IN THE HIGH COURT OF SINDH
CIRCUIT COURT, LARKANA
CP.No.S-100 of 2024 : Sadaruddin Qazi vs.
Mst. Saba Noonari
For the Petitioner : None present.
For the Respondents : Nemo
Dates of hearing : 16.05.2024
Date of announcement : 16.05.2024
ORDER
Agha Faisal, J. Present petition assails an interlocutory order for interim maintenance allowance dated 17.02.2024, rendered by the Civil Judge & Family Judge-II, Dokri in Family Suit No.01 of 2024.
The pleadings were perused to ascertain as to how such interlocutory orders could be assailed in the writ jurisdiction of this Court; however, nothing could be discerned therefrom.
The Supreme Court has maintained in Gul Taiz Khan Marwat[1] that an appeal is a creation of statute and in the absence of any such remedy being provided none can be presumed.

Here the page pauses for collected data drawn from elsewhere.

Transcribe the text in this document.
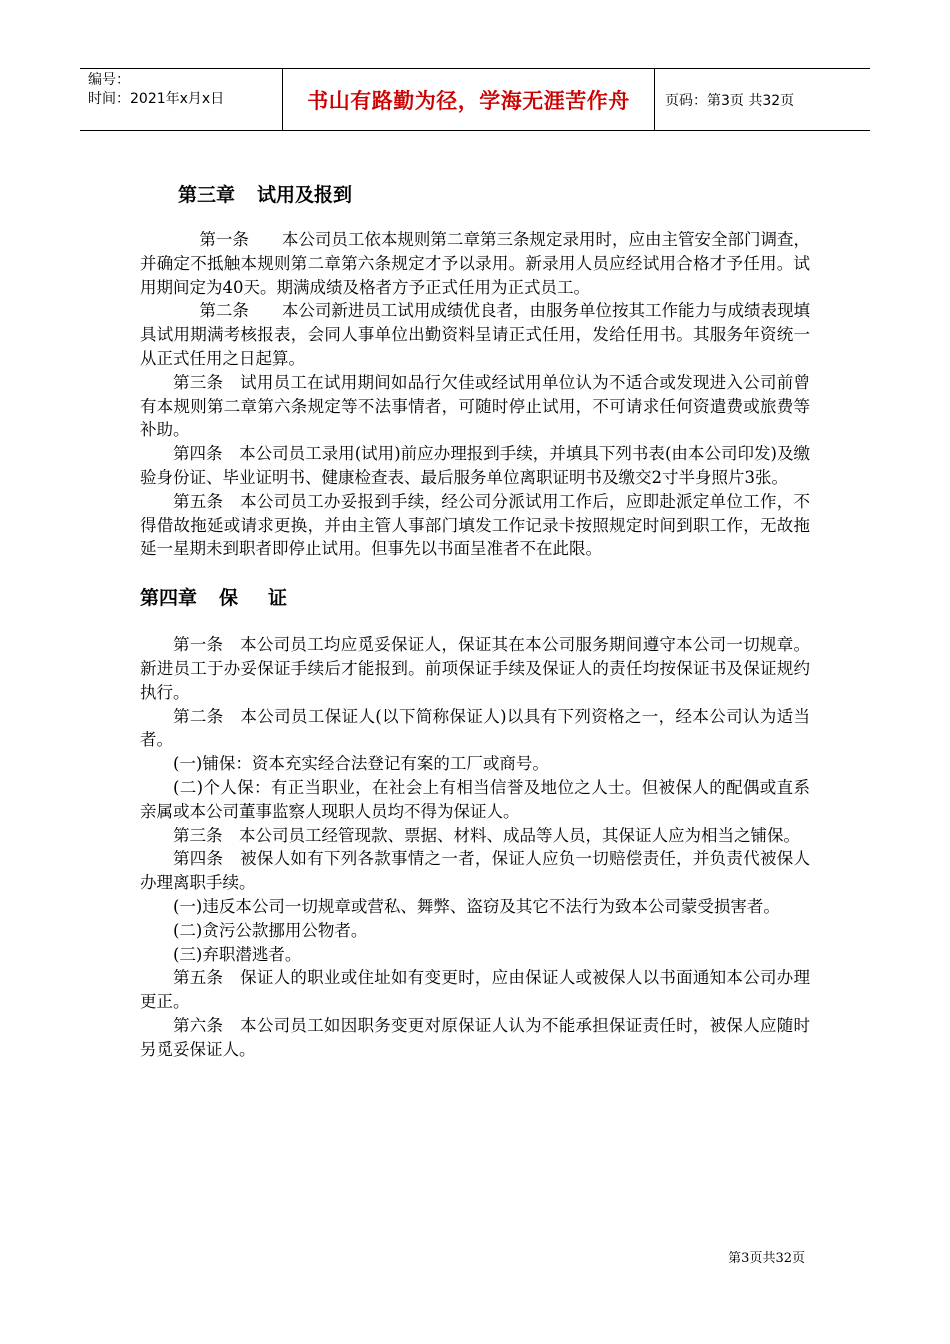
编号：
时间：2021年x月x日	书山有路勤为径，学海无涯苦作舟	页码：第3页 共32页
第三章 试用及报到

第一条　　本公司员工依本规则第二章第三条规定录用时，应由主管安全部门调查，并确定不抵触本规则第二章第六条规定才予以录用。新录用人员应经试用合格才予任用。试用期间定为40天。期满成绩及格者方予正式任用为正式员工。

第二条　　本公司新进员工试用成绩优良者，由服务单位按其工作能力与成绩表现填具试用期满考核报表，会同人事单位出勤资料呈请正式任用，发给任用书。其服务年资统一从正式任用之日起算。

第三条　试用员工在试用期间如品行欠佳或经试用单位认为不适合或发现进入公司前曾有本规则第二章第六条规定等不法事情者，可随时停止试用，不可请求任何资遣费或旅费等补助。

第四条　本公司员工录用(试用)前应办理报到手续，并填具下列书表(由本公司印发)及缴验身份证、毕业证明书、健康检查表、最后服务单位离职证明书及缴交2寸半身照片3张。

第五条　本公司员工办妥报到手续，经公司分派试用工作后，应即赴派定单位工作，不得借故拖延或请求更换，并由主管人事部门填发工作记录卡按照规定时间到职工作，无故拖延一星期未到职者即停止试用。但事先以书面呈准者不在此限。

第四章 保 证

第一条　本公司员工均应觅妥保证人，保证其在本公司服务期间遵守本公司一切规章。新进员工于办妥保证手续后才能报到。前项保证手续及保证人的责任均按保证书及保证规约执行。

第二条　本公司员工保证人(以下简称保证人)以具有下列资格之一，经本公司认为适当者。

(一)铺保：资本充实经合法登记有案的工厂或商号。

(二)个人保：有正当职业，在社会上有相当信誉及地位之人士。但被保人的配偶或直系亲属或本公司董事监察人现职人员均不得为保证人。

第三条　本公司员工经管现款、票据、材料、成品等人员，其保证人应为相当之铺保。

第四条　被保人如有下列各款事情之一者，保证人应负一切赔偿责任，并负责代被保人办理离职手续。

(一)违反本公司一切规章或营私、舞弊、盗窃及其它不法行为致本公司蒙受损害者。

(二)贪污公款挪用公物者。

(三)弃职潜逃者。

第五条　保证人的职业或住址如有变更时，应由保证人或被保人以书面通知本公司办理更正。

第六条　本公司员工如因职务变更对原保证人认为不能承担保证责任时，被保人应随时另觅妥保证人。

第3页共32页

The Court is unaware of any appellate forum having been designated for the order impugned. Notwithstanding the foregoing, lack of any provision of appeal or such a remedy becoming time barred gives no automatic occasion to prefer a writ petition.
If a statute does not provide any right of appeal against an interim order, then the law ought not to be circumvented by resort to writ jurisdiction. An aggrieved person party may wait till final judgment and then approach the appellate forum for examining the validity of the said order[2]. It is trite law that interlocutory orders may not be ordinarily assailed to obtain fragmentary decisions, as it tends to harm the advancement of fair play and justice, curtailing remedies available under the law; even reducing the right to Appeal[3]. The law[4] requires that where the fora of subordinate jurisdiction had exercised its discretion in one way and that discretion had been judicially exercised on sound principles the supervisory forum would not interfere with that discretion, unless same was contrary to law or usage having the force of law. Unmerited interference could make the High Court's jurisdiction indistinguishable from that exercisable in a full‑fledged appeal, which prima facie is not the mandate of the Constitution[5].
This Court has recently disapproved of resort to writ jurisdiction to assail interlocutory / interim orders of subordinate for a (especially in family matters), in the Atiya Abdul Karim case[6], therefore, in mutatis mutandis application of the reasoning and ratio illumined in conjunction with the deliberation supra, this petition is found to be misconceived, hence, dismissed with listed applications.
Judge
[1] Per Ijaz ul Ahsan J in Gul Taiz Khan Marwat vs. Registrar Peshawar High Court reported as PLD 2021 Supreme Court 391.
[2] Saghir Ahmad Naqvi vs. Province of Sindh reported as 1996 SCMR 1165.
[3] Benazir Bhutto vs. The State reported as 1999 SCMR 1447; Mushtaq Hussain vs. The State reported as 1991 SCMR 2136.
[4] Per Faqir Muhammad Khokhar J. in Naheed Nusrat Hashmi vs. Secretary Education (Elementary) Punjab reported as PLD 2006 Supreme Court 1124; Naseer Ahmed Siddiqui vs. Aftab Alam reported as PLD 2013 Supreme Court 323.
[5] Muhammad Hussain Munir vs. Sikandar reported as PLD 1974 SC 139.
[6] Per Muhammad Junaid Ghaffar J in Atiya Abdul Karim vs. Sadiq Ali Khawaja – Judgment dated 23.10.2023 in CP S 862 of 2023.